Вербалайзер - [2]
А еще потом, куда-то шли они с мамой, апрель – вон течет как вдоль тротуара! – Григорий спросил:
– Мам, а вы мне велосипед большой к лету купите? «Школьничек»-то мой уже того…
– А ты бы следил за ним лучше, – ответила, глядя куда-то в соседние дома, мама.
– А я слежу… Но большой-то – лучше… А?
– Да, большой – лучше. Вот что, надо нам с тобой поговорить. Ты же, наверно, слышишь все эти разговоры…
(Наверно? – подумал Гришка. – Здорово!)
– Да я не слушаю, – ответил он. – А что?
– Ну, в общем… Мы – так получается – возможно, но, может, и скоро, с твоим папой разойдемся и…
– Разойдемся? Это не развод?
– Какая тебе разница? – в голосе матери было уже и раздражение.
– Мам, ты не волнуйся, я не маленький – понимаю…
– Ничего ты не понимаешь. Неважно. Спрашивать, кого ты больше любишь, я не буду, конечно…
Слукавил Григорий – не ответил.
– Ты, – продолжила мама, – если так выйдет, должен будешь остаться с кем-нибудь из нас, нельзя по-другому. Ты же видишь – не могу я это терпеть! Как он пьет часто!
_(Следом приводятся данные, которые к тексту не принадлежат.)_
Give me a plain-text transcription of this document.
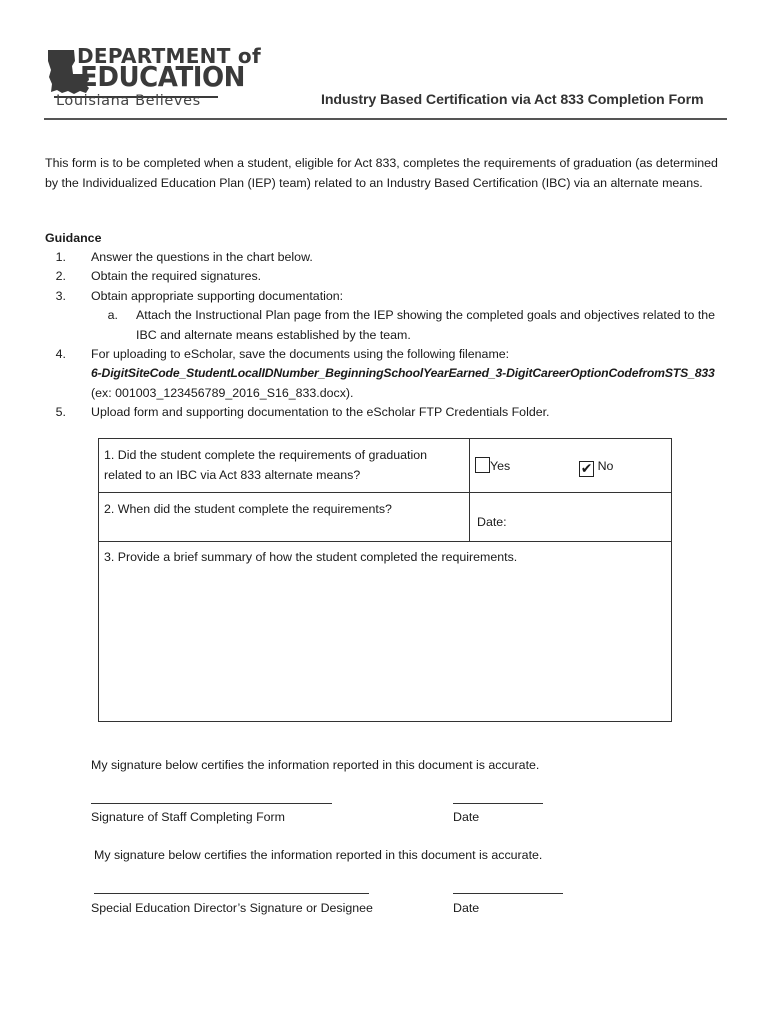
DEPARTMENT of
EDUCATION
Louisiana Believes	Industry Based Certification via Act 833 Completion Form
This form is to be completed when a student, eligible for Act 833, completes the requirements of graduation (as determined by the Individualized Education Plan (IEP) team) related to an Industry Based Certification (IBC) via an alternate means.
Guidance
1. Answer the questions in the chart below.
2. Obtain the required signatures.
3. Obtain appropriate supporting documentation:
a. Attach the Instructional Plan page from the IEP showing the completed goals and objectives related to the IBC and alternate means established by the team.
4. For uploading to eScholar, save the documents using the following filename:
6-DigitSiteCode_StudentLocalIDNumber_BeginningSchoolYearEarned_3-DigitCareerOptionCodefromSTS_833
(ex: 001003_123456789_2016_S16_833.docx).
5. Upload form and supporting documentation to the eScholar FTP Credentials Folder.
1. Did the student complete the requirements of graduation related to an IBC via Act 833 alternate means?	Yes ✔ No

2. When did the student complete the requirements?	Date:

3. Provide a brief summary of how the student completed the requirements.	
My signature below certifies the information reported in this document is accurate.
Signature of Staff Completing Form	Date
My signature below certifies the information reported in this document is accurate.
Special Education Director’s Signature or Designee	Date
Скандалы эти…
– Вижу…
– Ну вот, ты, конечно, можешь остаться, если я уйду, будут у тебя тогда и велосипеды, и что там еще… Но я…
Велосипеда жалко было, конечно, но не хватило у Гришки духу сказать, что стало вдруг ему все равно – с кем, как, – лишь бы не тянул внутри него отвратный душный ветерок – от головы в живот, не холодило бы пальцы от предвкушения несчастий.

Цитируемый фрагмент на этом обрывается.